Subject: Figuring out reason for crashing
To: None <port-macppc@netbsd.org>
From: John Klos <john@sixgirls.org>
List: port-macppc
Date: 08/10/2003 23:54:55
Hello,

For most of this year I have tried to figure out why a colocated PowerMac
running release was crashing. When it did crash, it exhibited strange
behaviour; it would still route IPv4 (but not IPv6), and was obviously
still pingable, but nothing had been indicated on the serial console, nor
did it or would it drop into the debugger.

This kept happening, but only after a week to a month, so I could not
figure out what was going on. And since I could only have it pwoer cycled
remotely, dmesg on subsequent boot did not show anything.

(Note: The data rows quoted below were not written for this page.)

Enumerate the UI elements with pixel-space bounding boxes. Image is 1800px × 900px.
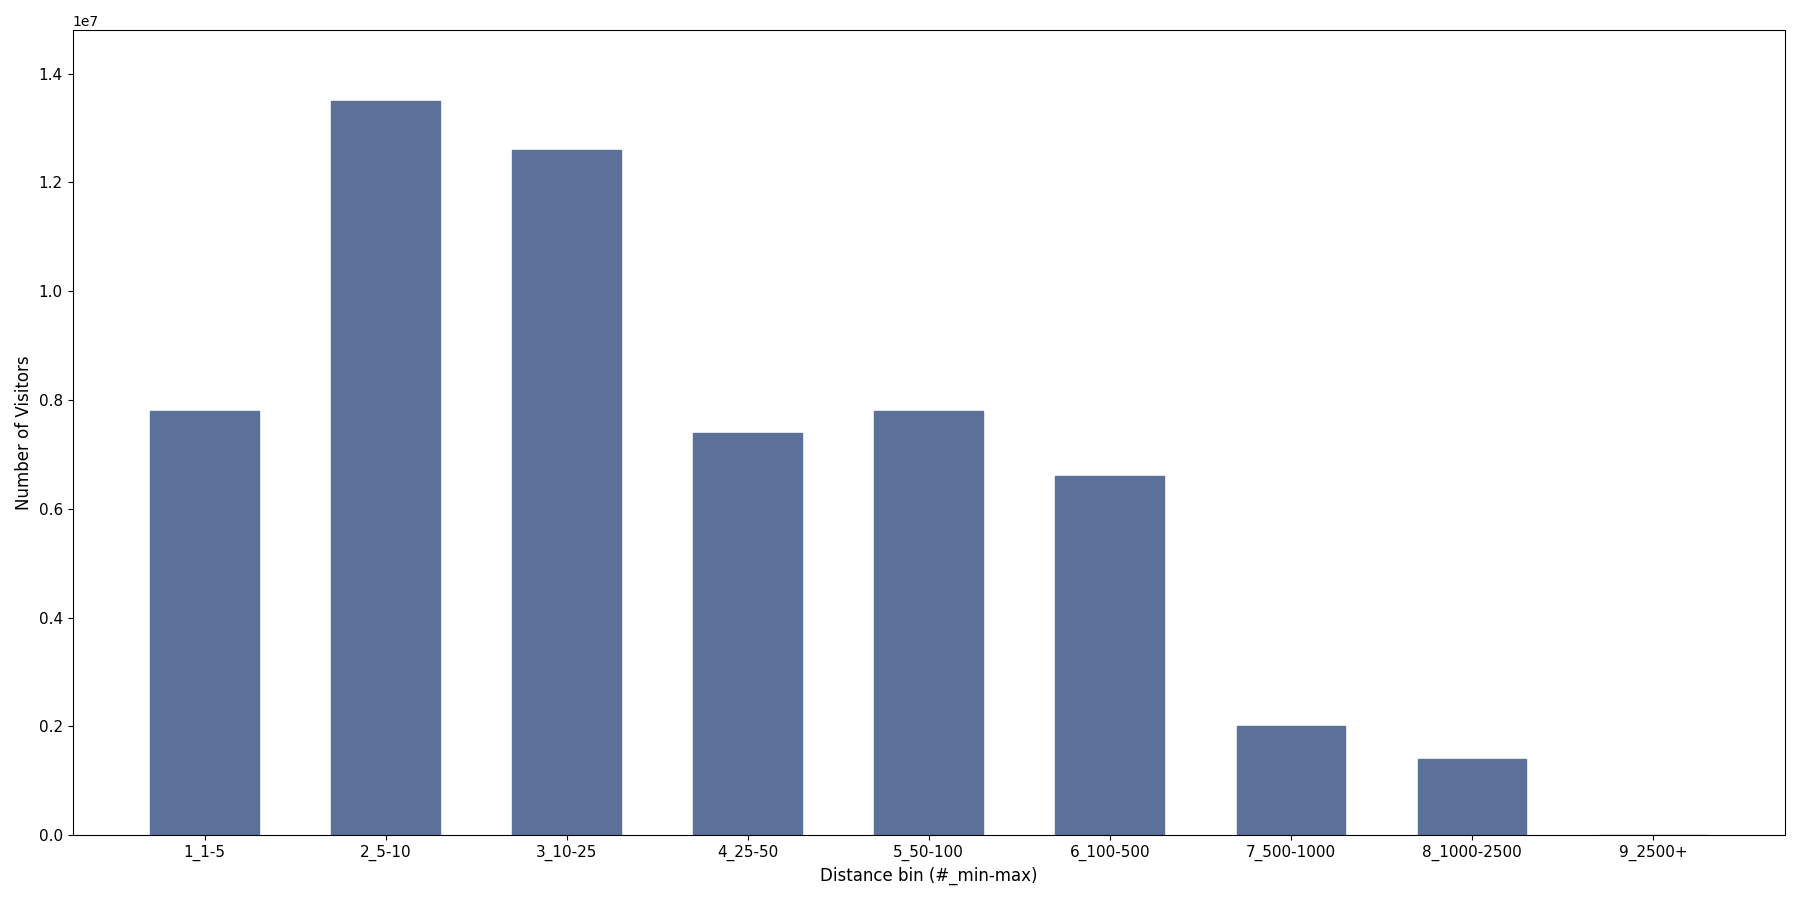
Bar (513, 149, 621, 835)
X-axis label: Distance bin (#_min-max): Distance bin (#_min-max) (821, 867, 1037, 885)
Bar (151, 411, 259, 835)
Bar (875, 411, 983, 835)
Bar (1055, 476, 1165, 835)
Bar (1418, 759, 1526, 835)
Bar (693, 433, 803, 835)
Bar (1237, 726, 1345, 835)
Bar (331, 101, 439, 835)
Y-axis label: Number of Visitors: Number of Visitors (14, 356, 32, 510)
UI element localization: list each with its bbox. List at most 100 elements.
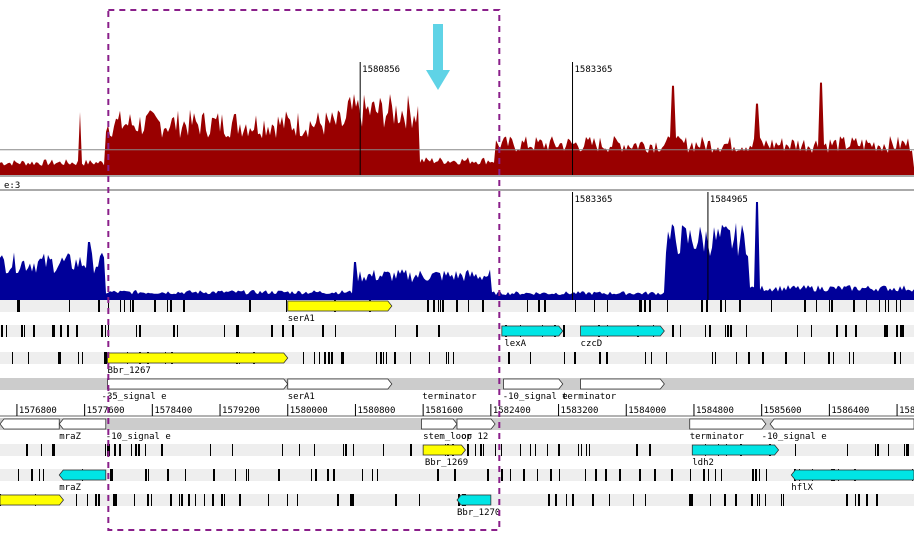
feature-tick bbox=[748, 352, 750, 364]
feature-tick bbox=[383, 352, 384, 364]
feature-tick bbox=[593, 494, 594, 506]
feature-tick bbox=[544, 300, 546, 312]
feature-tick bbox=[21, 325, 23, 337]
feature-tick bbox=[177, 325, 178, 337]
feature-tick bbox=[161, 444, 163, 456]
gene-feature bbox=[456, 494, 492, 506]
feature-tick bbox=[904, 444, 905, 456]
feature-tick bbox=[12, 352, 13, 364]
feature-tick bbox=[855, 494, 856, 506]
feature-tick bbox=[232, 444, 233, 456]
feature-tick bbox=[139, 325, 141, 337]
feature-tick bbox=[446, 352, 447, 364]
feature-tick bbox=[900, 300, 901, 312]
gene-label: stem_loop bbox=[423, 432, 472, 442]
feature-tick bbox=[319, 352, 320, 364]
gene-label: serA1 bbox=[288, 392, 315, 402]
feature-tick bbox=[331, 352, 333, 364]
feature-tick bbox=[501, 469, 503, 481]
feature-tick bbox=[828, 352, 830, 364]
feature-tick bbox=[482, 300, 484, 312]
feature-tick bbox=[108, 300, 109, 312]
feature-tick bbox=[39, 469, 40, 481]
feature-tick bbox=[866, 300, 867, 312]
feature-tick bbox=[148, 469, 149, 481]
feature-tick bbox=[345, 444, 347, 456]
gene-feature bbox=[456, 418, 496, 430]
feature-tick bbox=[639, 300, 641, 312]
feature-tick bbox=[131, 444, 132, 456]
feature-tick bbox=[589, 444, 590, 456]
feature-tick bbox=[383, 444, 384, 456]
feature-tick bbox=[167, 469, 169, 481]
feature-tick bbox=[28, 352, 29, 364]
feature-tick bbox=[195, 494, 196, 506]
feature-tick bbox=[651, 352, 652, 364]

So I brought it home and started it doing a bulk package build, and after
four or five days, it finally crashed. I was able to ping it, but nothing
on the serial console (same as before), but I was able to reset it via an
ADB keyboard, and I got this from dmesg:

(about 120 lines of file: table is full)
...
file: table is full - increase kern.maxfiles or MAXFILES
file: table is full - increase kern.maxfiles or MAXFILES
set{u,g}id pid 18185 (netstat) was invoked by uid 0 ppid 18184 (shlibsign) with fd 0 closed
set{u,g}id pid 18186 (netstat) was invoked by uid 0 ppid 18184 (shlibsign) with fd 0 closed
set{u,g}id pid 18187 (netstat) was invoked by uid 0 ppid 18184 (shlibsign) with fd 0 closed
e is full - increase kern.maxfiles or MAXFILES
file: table is full -4)
panic: trap
Begin traceback...
0xdd96fd70: at trap+8c0
0xdd96rease kern.maxfiles or MAXFILES
file: table is full - increase kern.maxfiles or MAXFILES
file: table is full - increase kern.maxfiles or MAXFILES
file: table is full - increase kern.maxfiles or MAXFILES
file: table is full - increase kern.maxfiles or MAXFILES
file: table is full - increase kern.maxfiles or MAXFILES
file: table is full - increase kern.maxfiles or MAXFILES
file: table is full - increase NetBSD 1.6.1_STABLE (ANDROMEDA-$Revision:
1.626 $) #9: Wed Aug  6 04:17:33 EDT 2003
    john@andromeda.ziaspace.com:/usr/src/sys/arch/macppc/compile/ANDROMEDA
total memory = 1280 MB
avail memory = 1163 MB
using 2048 buffers containing 65636 KB of memory


Does ANYONE have a clue what might be causing this, and why the system
"crashes" the way it does (as opposed to totally dying and/or dropping to
the debugger)? Of course, I'll be checking to see why I had so many open
files, but none of my other bulk build machines ever have this problem,
and this machine crashes from just being moderately busy (not necessarily
from doing bulk package builds).

A related note: I cannot compile a kernel with:
options        DEBUG           # expensive debugging checks/support

When I try, I get:

ro-length -Wpointer-arith -Wmissing-prototypes -Wstrict-prototypes
-Wno-uninitialized  -Dmacppc -I.  -I../../../../arch -I../../../..
-nostdinc -DNMBCLUSTERS="0x4000" -DNVNODE="0x11170" -DNEWPMAP -DDIAGNOSTIC
-DDEBUG -DMAXUSERS=256 -D_KERNEL -D_KERNEL_OPT   -c
/usr/src/sys/arch/macppc/compile/ANDROMEDA/../../../../nfs/nfs_serv.c
/usr/src/sys/arch/macppc/compile/ANDROMEDA/../../../../nfs/nfs_serv.c: In
function `nfsrv_symlink':
/usr/src/sys/arch/macppc/compile/ANDROMEDA/../../../../nfs/nfs_serv.c:2145:
Unable to find a register to spill.
(insn 2866 2858 2872 (set (mem:SI (reg/v:SI 3 r3) 0)
        (reg:SI 9 r9)) 423 {movsi+1} (insn_list:REG_DEP_OUTPUT 2852
(insn_list:REG_DEP_OUTPUT 2858 (insn_list:REG_DEP_ANTI 2844
(insn_list:REG_DEP_ANTI 2848 (insn_list:REG_DEP_ANTI 2854 (insn_list 2842
(insn_list 2865 (nil))))))))
    (expr_list:REG_DEAD (reg:SI 9 r9)
        (nil)))
*** Error code 1

Stop.
make: stopped in /usr/src/sys/arch/macppc/compile/ANDROMEDA


Help!

Thanks,
John Klos
Sixgirls Computing Labs